Казалось, Каллинг испытывал облегчение от того, что мог оказать такую услугу.
— Я хочу держать свою работу в секрете до тех пор, пока не выйду в плавание, — сказал Харден.
Каллинг улыбнулся, показав кривые зубы.
— В нашей деревне секретов не бывает. Но у нас люди не болтливые.
Харден поднялся на яхту и начал выстукивать корпус изнутри. Затем он проверил электрическую систему, дизельный двигатель, помпы, систему водопроводов для пресной и соленой воды, лебедки и рулевое устройство, составил список деталей, которые нужно заменить или починить.
Наступила ночь. Каллинг принес ему еду и горячий чай, потом направил луч фонарика на корму «Лебедя», осветив название, написанное золотыми буквами.
— Оставить это название?
— Измените, — приказал Харден. — Порт приписки не надо. Только название. Черными буквами.
— Какое название?
— "Кэролайн".
Глава 6
Огромный ангар, расположенный вдали от главного входа во владения Каллинга, был занят искалеченным корпусом старого торпедного катера. Его нос, изрешеченный пулеметным огнем, был угрожающе нацелен в сторону гавани, как будто катер изо всех сил старался попасть в могилу, в которой ему было отказано. Корма катера терялась в темноте.
В тени мертвого боевого корабля Харден поставил верстак, повесил флюоресцентные лампы в дополнение к дневному свету, льющемуся через открытый вход в ангар, и разложил инструменты на соседних балках.
Прежде всего он сделал форму для литья — длинный, узкий фанерный ящик с сужающимися сторонами и закругленными изнутри углами, который покрыл парафином и выстлал четырьмя слоями фибергласовой ткани, склеенной эпоксидной смолой. Ту же процедуру он повторил на отдельном плоском куске фанеры, к которому привинтил два хромированных уголка.
Пока застывала эпоксидная смола, Харден отправился в Плимут и Бристоль за электронным оборудованием.
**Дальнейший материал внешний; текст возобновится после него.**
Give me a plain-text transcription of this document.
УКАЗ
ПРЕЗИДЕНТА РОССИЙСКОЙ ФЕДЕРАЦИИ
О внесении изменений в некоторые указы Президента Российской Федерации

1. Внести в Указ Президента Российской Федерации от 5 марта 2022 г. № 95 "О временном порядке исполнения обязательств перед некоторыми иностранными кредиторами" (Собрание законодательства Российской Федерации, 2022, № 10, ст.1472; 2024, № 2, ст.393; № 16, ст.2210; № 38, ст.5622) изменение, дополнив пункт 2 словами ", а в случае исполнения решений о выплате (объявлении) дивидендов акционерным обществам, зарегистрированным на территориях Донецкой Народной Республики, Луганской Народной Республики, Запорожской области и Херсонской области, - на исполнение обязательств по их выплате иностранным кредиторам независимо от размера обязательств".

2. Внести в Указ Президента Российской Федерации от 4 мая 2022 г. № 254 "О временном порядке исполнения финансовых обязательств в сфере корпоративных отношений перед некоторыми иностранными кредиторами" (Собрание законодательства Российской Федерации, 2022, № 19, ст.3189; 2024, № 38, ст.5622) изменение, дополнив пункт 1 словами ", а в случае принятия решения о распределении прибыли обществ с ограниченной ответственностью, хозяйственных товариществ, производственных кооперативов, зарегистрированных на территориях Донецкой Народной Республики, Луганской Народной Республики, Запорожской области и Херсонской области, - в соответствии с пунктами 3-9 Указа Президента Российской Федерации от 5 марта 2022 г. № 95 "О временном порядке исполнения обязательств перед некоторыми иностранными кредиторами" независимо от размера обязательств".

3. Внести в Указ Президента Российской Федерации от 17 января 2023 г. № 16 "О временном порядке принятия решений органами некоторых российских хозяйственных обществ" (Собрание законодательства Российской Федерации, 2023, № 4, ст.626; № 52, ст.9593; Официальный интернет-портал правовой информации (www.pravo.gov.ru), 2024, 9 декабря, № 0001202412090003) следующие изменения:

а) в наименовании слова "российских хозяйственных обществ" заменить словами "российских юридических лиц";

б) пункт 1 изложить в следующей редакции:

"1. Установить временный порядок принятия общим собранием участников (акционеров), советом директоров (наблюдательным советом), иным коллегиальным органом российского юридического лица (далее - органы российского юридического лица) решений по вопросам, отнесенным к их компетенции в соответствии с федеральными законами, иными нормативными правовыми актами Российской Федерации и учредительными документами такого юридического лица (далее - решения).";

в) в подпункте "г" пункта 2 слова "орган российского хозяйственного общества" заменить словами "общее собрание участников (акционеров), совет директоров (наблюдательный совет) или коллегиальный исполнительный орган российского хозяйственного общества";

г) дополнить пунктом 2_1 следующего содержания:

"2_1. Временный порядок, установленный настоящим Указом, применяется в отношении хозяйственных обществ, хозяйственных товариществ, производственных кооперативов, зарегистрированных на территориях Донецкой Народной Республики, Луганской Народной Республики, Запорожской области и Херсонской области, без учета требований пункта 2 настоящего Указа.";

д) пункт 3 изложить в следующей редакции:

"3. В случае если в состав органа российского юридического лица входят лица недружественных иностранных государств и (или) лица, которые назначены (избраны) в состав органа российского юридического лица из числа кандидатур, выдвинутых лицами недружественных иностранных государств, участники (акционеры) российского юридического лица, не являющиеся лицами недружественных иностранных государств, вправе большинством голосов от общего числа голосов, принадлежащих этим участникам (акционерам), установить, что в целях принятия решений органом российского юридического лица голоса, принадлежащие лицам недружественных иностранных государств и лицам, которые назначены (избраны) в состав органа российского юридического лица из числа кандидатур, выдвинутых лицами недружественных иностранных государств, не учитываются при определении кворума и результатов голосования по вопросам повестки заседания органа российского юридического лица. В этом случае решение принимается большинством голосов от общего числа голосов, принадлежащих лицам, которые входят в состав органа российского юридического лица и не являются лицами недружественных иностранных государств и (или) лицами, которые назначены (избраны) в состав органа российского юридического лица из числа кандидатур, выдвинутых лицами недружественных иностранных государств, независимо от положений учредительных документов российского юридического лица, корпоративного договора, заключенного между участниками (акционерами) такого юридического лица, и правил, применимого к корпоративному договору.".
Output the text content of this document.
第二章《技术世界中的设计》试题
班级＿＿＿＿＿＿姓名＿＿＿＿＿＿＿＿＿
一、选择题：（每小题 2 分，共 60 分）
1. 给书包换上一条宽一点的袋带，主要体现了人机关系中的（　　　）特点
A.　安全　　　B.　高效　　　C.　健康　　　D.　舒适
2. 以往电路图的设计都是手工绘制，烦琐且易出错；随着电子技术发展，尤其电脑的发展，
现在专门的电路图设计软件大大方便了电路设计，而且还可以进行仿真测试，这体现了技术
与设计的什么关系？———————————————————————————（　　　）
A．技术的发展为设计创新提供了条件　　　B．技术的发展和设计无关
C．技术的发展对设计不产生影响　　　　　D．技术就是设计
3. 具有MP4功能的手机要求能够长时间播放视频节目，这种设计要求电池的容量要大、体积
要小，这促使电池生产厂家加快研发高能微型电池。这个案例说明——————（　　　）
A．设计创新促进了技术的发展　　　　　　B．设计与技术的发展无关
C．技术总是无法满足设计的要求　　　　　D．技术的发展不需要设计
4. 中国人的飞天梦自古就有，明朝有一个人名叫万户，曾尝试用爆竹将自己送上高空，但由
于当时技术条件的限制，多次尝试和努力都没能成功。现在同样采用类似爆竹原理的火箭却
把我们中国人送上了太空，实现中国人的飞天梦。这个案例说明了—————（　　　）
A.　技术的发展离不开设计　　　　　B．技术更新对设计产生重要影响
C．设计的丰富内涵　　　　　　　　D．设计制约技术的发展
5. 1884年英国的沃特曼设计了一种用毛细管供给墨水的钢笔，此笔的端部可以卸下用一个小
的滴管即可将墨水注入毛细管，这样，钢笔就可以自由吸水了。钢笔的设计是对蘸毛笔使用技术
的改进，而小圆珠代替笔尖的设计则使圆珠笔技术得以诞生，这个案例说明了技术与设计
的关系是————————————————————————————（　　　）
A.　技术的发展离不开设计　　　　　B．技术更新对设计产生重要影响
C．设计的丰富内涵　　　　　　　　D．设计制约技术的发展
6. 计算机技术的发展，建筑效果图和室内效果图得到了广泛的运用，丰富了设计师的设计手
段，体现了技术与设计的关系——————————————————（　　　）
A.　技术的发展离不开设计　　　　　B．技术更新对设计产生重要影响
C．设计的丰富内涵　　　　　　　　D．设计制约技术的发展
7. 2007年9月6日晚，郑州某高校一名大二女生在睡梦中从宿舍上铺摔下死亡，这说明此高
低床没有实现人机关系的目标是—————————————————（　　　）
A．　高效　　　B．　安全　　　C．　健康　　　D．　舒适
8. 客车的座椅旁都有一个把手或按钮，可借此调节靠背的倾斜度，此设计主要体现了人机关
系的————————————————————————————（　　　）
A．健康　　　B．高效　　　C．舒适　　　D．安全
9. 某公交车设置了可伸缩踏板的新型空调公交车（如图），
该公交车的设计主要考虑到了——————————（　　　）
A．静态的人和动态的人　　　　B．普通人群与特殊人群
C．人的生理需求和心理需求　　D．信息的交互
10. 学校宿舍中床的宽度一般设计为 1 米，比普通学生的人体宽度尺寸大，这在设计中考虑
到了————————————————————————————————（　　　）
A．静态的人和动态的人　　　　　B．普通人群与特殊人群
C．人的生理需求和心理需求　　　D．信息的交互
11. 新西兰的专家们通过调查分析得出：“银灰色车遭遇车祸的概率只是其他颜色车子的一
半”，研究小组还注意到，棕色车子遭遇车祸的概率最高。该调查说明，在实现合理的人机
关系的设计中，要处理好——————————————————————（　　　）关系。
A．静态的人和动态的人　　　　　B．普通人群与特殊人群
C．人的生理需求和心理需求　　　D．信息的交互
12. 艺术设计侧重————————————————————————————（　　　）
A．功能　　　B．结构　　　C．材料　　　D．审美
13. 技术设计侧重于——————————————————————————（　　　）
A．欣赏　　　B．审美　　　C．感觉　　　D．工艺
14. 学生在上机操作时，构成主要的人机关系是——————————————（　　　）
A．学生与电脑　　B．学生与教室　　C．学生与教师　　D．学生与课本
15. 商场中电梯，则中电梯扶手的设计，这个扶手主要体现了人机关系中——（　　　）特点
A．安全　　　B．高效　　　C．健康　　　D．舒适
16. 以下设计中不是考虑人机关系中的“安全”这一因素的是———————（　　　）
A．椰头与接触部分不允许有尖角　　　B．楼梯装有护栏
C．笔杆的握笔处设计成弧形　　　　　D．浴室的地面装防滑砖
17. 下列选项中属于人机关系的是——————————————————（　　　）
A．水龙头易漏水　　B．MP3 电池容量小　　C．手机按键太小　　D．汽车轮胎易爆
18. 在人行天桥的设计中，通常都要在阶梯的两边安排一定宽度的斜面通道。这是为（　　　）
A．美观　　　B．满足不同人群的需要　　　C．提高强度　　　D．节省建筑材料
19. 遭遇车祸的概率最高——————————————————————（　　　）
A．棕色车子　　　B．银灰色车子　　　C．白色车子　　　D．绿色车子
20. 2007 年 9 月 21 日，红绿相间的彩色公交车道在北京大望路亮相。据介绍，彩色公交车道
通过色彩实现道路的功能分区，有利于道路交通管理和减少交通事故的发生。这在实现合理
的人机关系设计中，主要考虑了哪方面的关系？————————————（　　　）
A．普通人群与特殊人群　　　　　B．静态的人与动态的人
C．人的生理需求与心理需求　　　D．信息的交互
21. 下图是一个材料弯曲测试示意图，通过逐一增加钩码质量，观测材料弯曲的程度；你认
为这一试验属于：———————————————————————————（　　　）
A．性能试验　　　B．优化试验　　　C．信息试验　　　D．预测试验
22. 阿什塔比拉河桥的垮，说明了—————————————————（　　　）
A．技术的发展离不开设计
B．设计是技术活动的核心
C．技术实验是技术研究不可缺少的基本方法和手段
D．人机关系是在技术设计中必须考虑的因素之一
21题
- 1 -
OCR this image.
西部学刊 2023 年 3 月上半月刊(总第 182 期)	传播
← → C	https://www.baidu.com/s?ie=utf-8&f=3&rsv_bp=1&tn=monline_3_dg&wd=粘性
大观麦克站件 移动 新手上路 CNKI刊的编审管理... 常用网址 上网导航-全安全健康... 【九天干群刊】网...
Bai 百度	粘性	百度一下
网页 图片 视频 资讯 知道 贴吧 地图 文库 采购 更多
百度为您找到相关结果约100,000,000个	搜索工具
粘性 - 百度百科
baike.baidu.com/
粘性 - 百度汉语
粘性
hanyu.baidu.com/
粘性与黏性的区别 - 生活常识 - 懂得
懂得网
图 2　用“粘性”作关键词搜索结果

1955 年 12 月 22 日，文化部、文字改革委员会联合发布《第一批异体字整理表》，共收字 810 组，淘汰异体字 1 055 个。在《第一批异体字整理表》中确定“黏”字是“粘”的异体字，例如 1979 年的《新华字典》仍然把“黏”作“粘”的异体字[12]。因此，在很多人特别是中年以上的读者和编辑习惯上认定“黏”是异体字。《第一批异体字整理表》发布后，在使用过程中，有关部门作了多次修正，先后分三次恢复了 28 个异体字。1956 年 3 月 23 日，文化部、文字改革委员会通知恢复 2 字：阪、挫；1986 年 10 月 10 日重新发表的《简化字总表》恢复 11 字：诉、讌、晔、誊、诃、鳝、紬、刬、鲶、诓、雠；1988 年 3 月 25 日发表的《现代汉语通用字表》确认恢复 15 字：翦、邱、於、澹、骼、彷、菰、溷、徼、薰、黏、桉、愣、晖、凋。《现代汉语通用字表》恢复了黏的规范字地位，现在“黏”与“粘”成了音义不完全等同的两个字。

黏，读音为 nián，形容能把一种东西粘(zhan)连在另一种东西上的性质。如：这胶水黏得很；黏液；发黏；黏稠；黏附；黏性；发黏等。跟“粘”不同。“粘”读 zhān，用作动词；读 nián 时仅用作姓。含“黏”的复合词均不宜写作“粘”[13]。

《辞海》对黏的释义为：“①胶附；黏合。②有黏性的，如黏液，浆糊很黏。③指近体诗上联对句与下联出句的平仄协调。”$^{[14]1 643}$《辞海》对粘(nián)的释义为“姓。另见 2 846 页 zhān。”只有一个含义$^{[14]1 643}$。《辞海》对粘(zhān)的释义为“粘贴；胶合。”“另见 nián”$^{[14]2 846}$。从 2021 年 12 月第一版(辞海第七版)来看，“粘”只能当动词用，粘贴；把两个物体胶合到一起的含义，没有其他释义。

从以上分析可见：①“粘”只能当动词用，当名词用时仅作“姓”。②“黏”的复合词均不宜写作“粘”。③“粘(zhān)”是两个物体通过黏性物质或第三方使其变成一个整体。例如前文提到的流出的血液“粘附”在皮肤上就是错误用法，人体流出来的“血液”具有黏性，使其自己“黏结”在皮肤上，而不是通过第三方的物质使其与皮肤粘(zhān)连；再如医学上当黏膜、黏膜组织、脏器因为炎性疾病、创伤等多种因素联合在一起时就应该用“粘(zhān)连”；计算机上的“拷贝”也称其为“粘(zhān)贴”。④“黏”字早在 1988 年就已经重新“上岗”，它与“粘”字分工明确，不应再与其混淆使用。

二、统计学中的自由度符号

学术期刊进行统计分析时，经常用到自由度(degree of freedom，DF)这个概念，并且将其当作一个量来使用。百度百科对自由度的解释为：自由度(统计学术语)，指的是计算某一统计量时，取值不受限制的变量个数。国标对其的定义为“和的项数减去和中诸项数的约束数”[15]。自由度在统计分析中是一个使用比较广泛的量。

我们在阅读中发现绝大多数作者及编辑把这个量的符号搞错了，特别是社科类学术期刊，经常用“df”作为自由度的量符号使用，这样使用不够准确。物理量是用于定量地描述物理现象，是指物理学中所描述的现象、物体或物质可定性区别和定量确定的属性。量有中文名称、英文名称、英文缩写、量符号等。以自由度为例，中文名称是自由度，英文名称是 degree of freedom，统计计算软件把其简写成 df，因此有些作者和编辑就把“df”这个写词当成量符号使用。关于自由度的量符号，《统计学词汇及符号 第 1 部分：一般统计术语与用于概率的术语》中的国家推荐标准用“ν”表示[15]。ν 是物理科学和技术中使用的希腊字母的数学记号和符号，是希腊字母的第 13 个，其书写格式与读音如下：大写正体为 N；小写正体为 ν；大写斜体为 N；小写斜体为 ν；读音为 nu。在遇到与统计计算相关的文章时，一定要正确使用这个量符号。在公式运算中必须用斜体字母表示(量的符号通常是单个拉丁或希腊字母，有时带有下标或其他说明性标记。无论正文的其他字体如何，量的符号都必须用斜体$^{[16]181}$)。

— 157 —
Затем он извлек готовый фибергласовый ящик из деревянной формы, острым лезвием отпилил его узкую заднюю часть, приклеил эпоксидной смолой к верхней стороне ящика плоскую крышку с уголками и приладил отрезанную часть обратно с помощью шарниров и резиновой прокладки.
У него получилась длинная и узкая гондола длиной шесть футов и шириной два фута с закругленными углами, обтекаемой передней частью и маленькой водонепроницаемой дверцей сзади.
Наполнив гондолу камнями, Харден погрузил ее в воду, чтобы проверить, не протекает ли его изделие. Каллинг подошел посмотреть, что он делает. Он помог Хардену вытащить гондолу из воды, скрутил папироску и стал молча наблюдать, как доктор открыл крышку и вытряхнул камни. Наконец, когда из гондолы выкатился последний камень, такой же сухой, как и перед началом испытания, Каллинг закурил и спросил:
— Что это за гроб?
Харден не обращал на него внимания. Он восхищался разнообразными талантами старика, но намеренно держал его на расстоянии, поскольку Каллинг проявлял излишнее любопытство.
— Вы можете поднять яхту на слип? — спросил Харден.
— Прямо сейчас?
— Да, сейчас.
Харден нарочно дождался четырех часов, когда все люди Каллинга ушли домой, и они остались одни.
— Ладно.
— Я буду работать часа два.
— Ага.
— Я смогу сам спустить ее обратно на воду.
— Я подожду.
Харден поднялся на борт «Лебедя» и подвел яхту к направляющим рельсам. Когда судно было поднято на слип, он длинными хромированными винтами привинтил гондолу к днищу яхты между килем и осью винта. Каллинг с интересом следил за операцией.
— Прошу прощения, доктор, но за каким чертом вам это надо?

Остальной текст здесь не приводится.